Thursday, September 10, 2009 at 06:07 PM EDT

The busy folks at the Council of Economic Advisers (CEA) released a quartet of studies today, covering the economic impacts of:

I suspect that other bloggers (not to mention the regular media) will have lots to say on the stimulus analyses, so I started my reading with the clunkers piece, which I found quite interesting.

News accounts often describe the program as a success because almost 700,000 people participated in it in just a few weeks. But, as CEA emphasizes in their new study, the fact that someone participated in the program does not necessarily mean that they bought a car because of it. Indeed, CEA estimates that the 690,000 auto sales under the program boosted 2009 auto sales by only 330,000:

What about the other 360,000?

  • Some would have happened anyway. People trade in clunkers and buy new cars all the time. CEA estimates that about 200,000 such new car sales would have happened in July and August without the program.
  • Some people held off on purchases in order to participate in the program. If you were going to trade in a clunker in June, the creation of the Cash-for-Clunkers program gave you a big incentive to delay your purchase until July or August. CEA estimates that 50,000 sales were delayed for that reason.
  • Some people accelerated purchases they were going to make later in the year. If you were planning to buy a new car in the fall, for example, you might have decided to go to the showroom a few months early in order to get in on this deal. CEA estimates that 90,000 sales were shifted forward from September, and another 20,000 were shifted from October through December (so the total forward shift in 2009 was 110,000).

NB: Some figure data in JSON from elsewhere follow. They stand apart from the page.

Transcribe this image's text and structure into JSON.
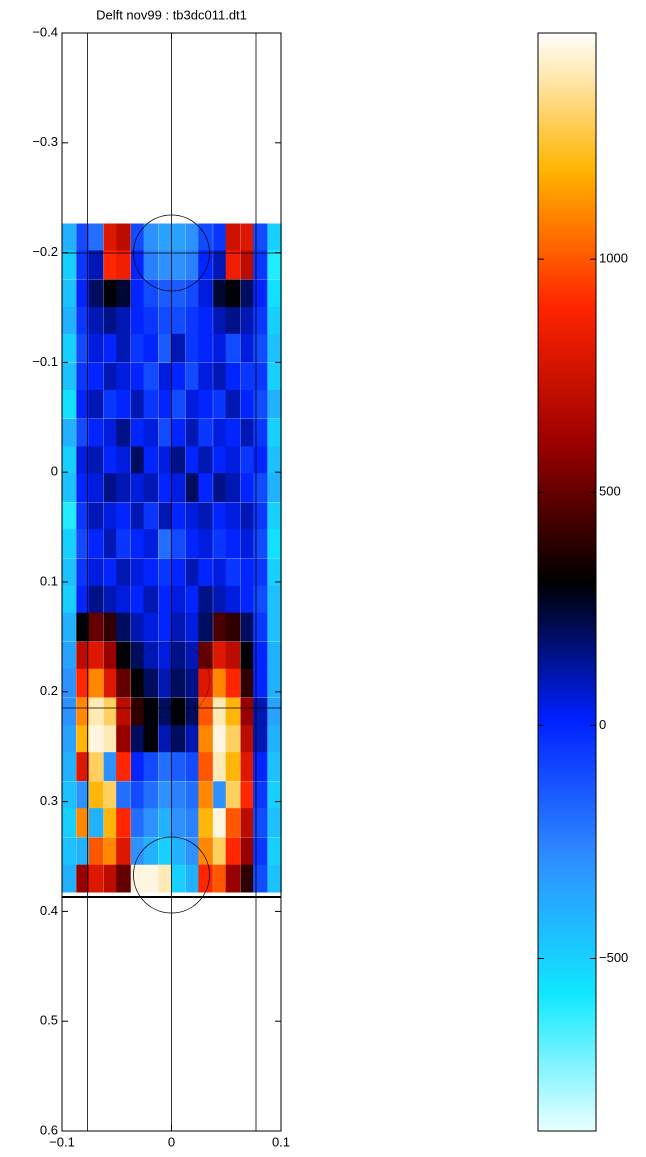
{
  "chart_data": {
    "type": "heatmap",
    "title": "Delft nov99 : tb3dc011.dt1",
    "xlim": [
      -0.1,
      0.1
    ],
    "xticks": [
      {
        "value": -0.1,
        "label": "−0.1"
      },
      0,
      0.1
    ],
    "ylim": [
      -0.4,
      0.6
    ],
    "yticks": [
      {
        "value": -0.4,
        "label": "−0.4"
      },
      {
        "value": -0.3,
        "label": "−0.3"
      },
      {
        "value": -0.2,
        "label": "−0.2"
      },
      {
        "value": -0.1,
        "label": "−0.1"
      },
      0,
      0.1,
      0.2,
      0.3,
      0.4,
      0.5,
      0.6
    ],
    "y_reversed": true,
    "clim": [
      -870,
      1485
    ],
    "cticks": [
      {
        "value": -500,
        "label": "−500"
      },
      0,
      500,
      1000
    ],
    "colormap": [
      "#eaffff",
      "#10e8ff",
      "#2f8cff",
      "#0020ff",
      "#000000",
      "#9a0000",
      "#ff2400",
      "#ffb400",
      "#ffffff"
    ],
    "x": [
      -0.094,
      -0.081,
      -0.069,
      -0.056,
      -0.044,
      -0.031,
      -0.019,
      -0.006,
      0.006,
      0.019,
      0.031,
      0.044,
      0.056,
      0.069,
      0.081,
      0.094
    ],
    "y": [
      -0.214,
      -0.189,
      -0.163,
      -0.138,
      -0.113,
      -0.087,
      -0.062,
      -0.036,
      -0.011,
      0.014,
      0.04,
      0.065,
      0.091,
      0.116,
      0.141,
      0.167,
      0.192,
      0.218,
      0.243,
      0.268,
      0.294,
      0.319,
      0.345,
      0.37
    ],
    "z": [
      [
        -400,
        -100,
        -200,
        800,
        700,
        -100,
        -300,
        -350,
        -350,
        -300,
        -100,
        -50,
        750,
        800,
        -100,
        -500
      ],
      [
        -500,
        -50,
        100,
        900,
        850,
        0,
        -250,
        -300,
        -300,
        -250,
        0,
        100,
        850,
        700,
        -50,
        -600
      ],
      [
        -450,
        0,
        200,
        300,
        250,
        0,
        -100,
        -150,
        -150,
        -100,
        50,
        250,
        300,
        200,
        0,
        -550
      ],
      [
        -400,
        -50,
        100,
        150,
        100,
        0,
        -50,
        -100,
        -100,
        -50,
        0,
        100,
        150,
        100,
        -50,
        -500
      ],
      [
        -500,
        -100,
        50,
        0,
        100,
        -50,
        0,
        -150,
        100,
        -50,
        0,
        50,
        -100,
        50,
        -100,
        -450
      ],
      [
        -450,
        -50,
        0,
        100,
        50,
        0,
        -100,
        50,
        0,
        -100,
        50,
        100,
        0,
        -50,
        -50,
        -500
      ],
      [
        -550,
        0,
        100,
        -50,
        0,
        100,
        -50,
        0,
        -100,
        50,
        0,
        -50,
        100,
        0,
        -100,
        -400
      ],
      [
        -400,
        -100,
        0,
        50,
        150,
        0,
        50,
        -100,
        0,
        100,
        -50,
        50,
        0,
        100,
        -50,
        -500
      ],
      [
        -500,
        50,
        100,
        0,
        50,
        200,
        0,
        50,
        150,
        0,
        100,
        0,
        50,
        -50,
        0,
        -450
      ],
      [
        -450,
        0,
        50,
        150,
        100,
        50,
        100,
        0,
        50,
        200,
        0,
        150,
        100,
        0,
        -100,
        -400
      ],
      [
        -600,
        -50,
        100,
        50,
        0,
        100,
        -50,
        100,
        0,
        50,
        100,
        0,
        50,
        100,
        -50,
        -500
      ],
      [
        -500,
        -100,
        0,
        100,
        -50,
        0,
        50,
        -200,
        -100,
        0,
        50,
        -50,
        0,
        50,
        -100,
        -550
      ],
      [
        -450,
        -50,
        50,
        0,
        100,
        50,
        0,
        -50,
        0,
        100,
        0,
        50,
        -50,
        0,
        -50,
        -500
      ],
      [
        -500,
        0,
        150,
        100,
        50,
        0,
        100,
        0,
        50,
        0,
        150,
        100,
        50,
        0,
        -100,
        -450
      ],
      [
        -400,
        300,
        500,
        400,
        200,
        100,
        50,
        0,
        100,
        50,
        200,
        450,
        400,
        200,
        -50,
        -450
      ],
      [
        -350,
        700,
        800,
        600,
        300,
        200,
        100,
        50,
        150,
        100,
        500,
        800,
        700,
        300,
        0,
        -400
      ],
      [
        -300,
        900,
        1100,
        800,
        500,
        300,
        200,
        100,
        200,
        150,
        800,
        1100,
        900,
        400,
        0,
        -400
      ],
      [
        -300,
        1100,
        1400,
        1300,
        700,
        400,
        300,
        200,
        300,
        200,
        1000,
        1400,
        1200,
        600,
        100,
        -350
      ],
      [
        -350,
        1200,
        1450,
        1400,
        600,
        200,
        300,
        100,
        200,
        100,
        1100,
        1450,
        1300,
        700,
        100,
        -400
      ],
      [
        -400,
        800,
        1300,
        -300,
        900,
        0,
        -100,
        -200,
        -150,
        -100,
        1000,
        1400,
        1200,
        800,
        0,
        -450
      ],
      [
        -450,
        -300,
        1200,
        1300,
        -200,
        -100,
        -200,
        -300,
        -250,
        -200,
        1100,
        -300,
        1300,
        900,
        -50,
        -500
      ],
      [
        -500,
        1100,
        -400,
        1200,
        900,
        -200,
        -300,
        -400,
        -300,
        -250,
        1200,
        1450,
        1000,
        700,
        -100,
        -450
      ],
      [
        -450,
        -400,
        1000,
        1100,
        800,
        -300,
        -400,
        -500,
        -400,
        -300,
        1100,
        1300,
        900,
        600,
        -50,
        -500
      ],
      [
        -400,
        600,
        800,
        700,
        500,
        1450,
        1450,
        1400,
        -500,
        -400,
        900,
        1000,
        600,
        400,
        -100,
        -450
      ]
    ]
  }
}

Putting those factors together, CEA estimates the net effect of the program was to lift 2009 auto sales by 330,000, less than half of total participation in the program.

The Cash-for-Clunkers program cost about $2.88 billion, so one way to slice the numbers is to say that each additional auto sale cost taxpayers about $8,700 (=$2.88 billion divided by 330,000).

Was that money well spent? That’s a hard question I leave for another day. A careful answer would require analyzing a host of factors including the short-term boost to GDP from the program (which CEA analyzes), the longer-term reduction in GDP from the program (due to lower auto sales over the next few years), the cost of paying off the $2.88 billion borrowed to finance the program, the environmental benefits of getting newer cars on the road, and the wealth loss from euthanizing the clunkers rather than moving them into the used car market.

Note: CEA is careful to note that there are lots of uncertainties around each of its baseline estimates. It also reports a more pessimistic estimate (only 210,000 net new sales in 2009) and a more optimistic one (560,000).